O escritor reconhece que a luta do povo negro em busca de representatividade tem repercutido em mudanças. No livro, o destaque também fica por conta dos cartuns de Maurício, que colaborou por três anos do extinto jornal “O Pasquin”, comandado pelo jornalista Tarso de Castro, com a participação de profissionais emblemáticos da
comunicação como o Ziraldo e Sérgio Cabral.

Incentivado por um amigo, Maurício enviou pelos Correios seu trabalho para o “O Pasquin”. E para sua surpresa, conquistou uma página para divulgar sua proposta. De veia crítica no período do Regime Militar, o jornal se utilizava de crônicas, quadrinhos, fotonovelas e outros recursos para dar o recado de maneira informal.Um dos cartuns presentes no livro “Empresa Antirracista”, que exemplifica uma das formas de desigualdades raciais, encontradas em algumas empresas.

HISTÓRIA

Maurício ingressou no mercado de trabalho cedo. Aos 12 anos , começou a trabalhar em uma oficina mecânica para ajudar a família. Sempre gostou de desenhar. Adiante descobriu, nas redações de jornal, que o desenho poderia ser usado para impactar a sociedade.
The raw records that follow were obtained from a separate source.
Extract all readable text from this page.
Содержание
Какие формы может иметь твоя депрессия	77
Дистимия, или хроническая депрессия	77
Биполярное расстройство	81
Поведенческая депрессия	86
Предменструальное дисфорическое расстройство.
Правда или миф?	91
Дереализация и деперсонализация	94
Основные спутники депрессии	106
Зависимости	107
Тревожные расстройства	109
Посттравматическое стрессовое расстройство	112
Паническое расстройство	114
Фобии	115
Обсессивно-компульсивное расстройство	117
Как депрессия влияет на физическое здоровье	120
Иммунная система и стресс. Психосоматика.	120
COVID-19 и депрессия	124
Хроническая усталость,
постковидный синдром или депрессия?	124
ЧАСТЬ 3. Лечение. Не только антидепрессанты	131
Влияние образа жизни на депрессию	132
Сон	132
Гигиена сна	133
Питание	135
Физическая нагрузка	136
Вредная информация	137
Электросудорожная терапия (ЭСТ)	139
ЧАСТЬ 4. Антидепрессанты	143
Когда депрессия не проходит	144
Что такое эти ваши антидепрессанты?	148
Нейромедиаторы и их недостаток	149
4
“A minha geração foi criada com quadrinhos e desenhos; os cartunistas fizeram uma revolução em relação à percepção das mídias digitais. Quando fui trabalhar no Jornal A República tive contato com os desenhistas aos 14 anos e foi ali que percebi que gostaria de me aventurar no gênero cartum”, afirma o jornalista.

Além do livro “Empresa Antirracista”, Maurício trará para a Bienal os livros “Lendas dos Deuses da África”. São 12 livros dedicados ao público infantil, que tratam sobre a mitologia africana de forma lúdica. O escritor acredita que pouco se fala sobre os povos negros nas escolas; é mais comum encontrar mitologia grega, etc.

Sobre a participação da 1ª Bienal do Livro em São José, o autor vê como uma forma de difundir a cultura. Em tempos de fake news, a leitura e educação são capazes de salvar o mundo, acredita.